Here’s some background on the 18-19th Century rabbi the Hatam Sofer.
Professor Marc B. Shapiro blogs: The Hatam Sofer is often portrayed as both a religious extremist as well as lacking a critical sense. The first assumption, that he was an extremist, is absolutely false and is a creation of the nineteenth-century Reformers. I won’t go into it here, but suffice it to say that the Hatam Sofer was often a very lenient posek, the exact opposite of what people mean by “extremism”.
As for not having a critical sense, this too is false.
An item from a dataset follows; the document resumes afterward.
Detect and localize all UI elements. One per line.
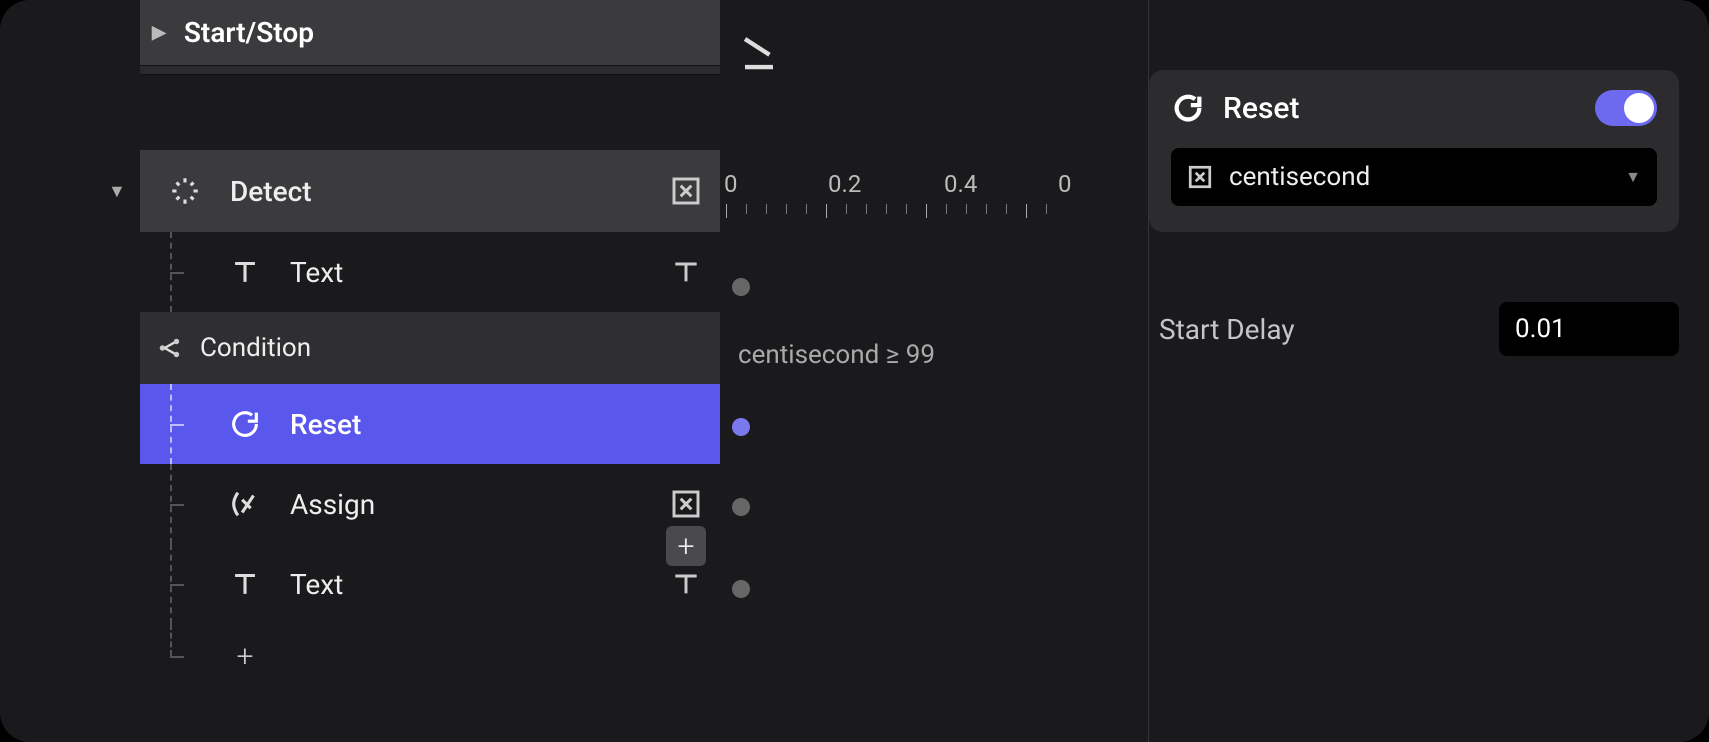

I am not saying that he viewed matters as did R. Zvi Hirsch Chajes or R. Solomon Judah Rapoport,[17] but the quotation from Neusatz shows that the Hatam Sofer was much more complex than he was caricatured by his opponents. There are numerous examples that could be cited to illustrate this. In Limits of Orthodox Theology I mentioned that the Hatam Sofer leaned towards Ibn Ezra’s view that the entire last chapter of Deuteronomy was not written by Moses. He also wondered whether the Targum on Ruth was of Sadducean origin.[18] Another example relates to what was discussed in this post regarding the Jerusalem Talmud’s view that there is a mistake in the book of Jeremiah. (I neglected to mention that the J. Talmud there also states that there is a mistake in the book of Ezekiel.) According to the Hatam Sofer, the mistake in our book of Jeremiah is due to an erroneous emendation that dates back to biblical times.[19]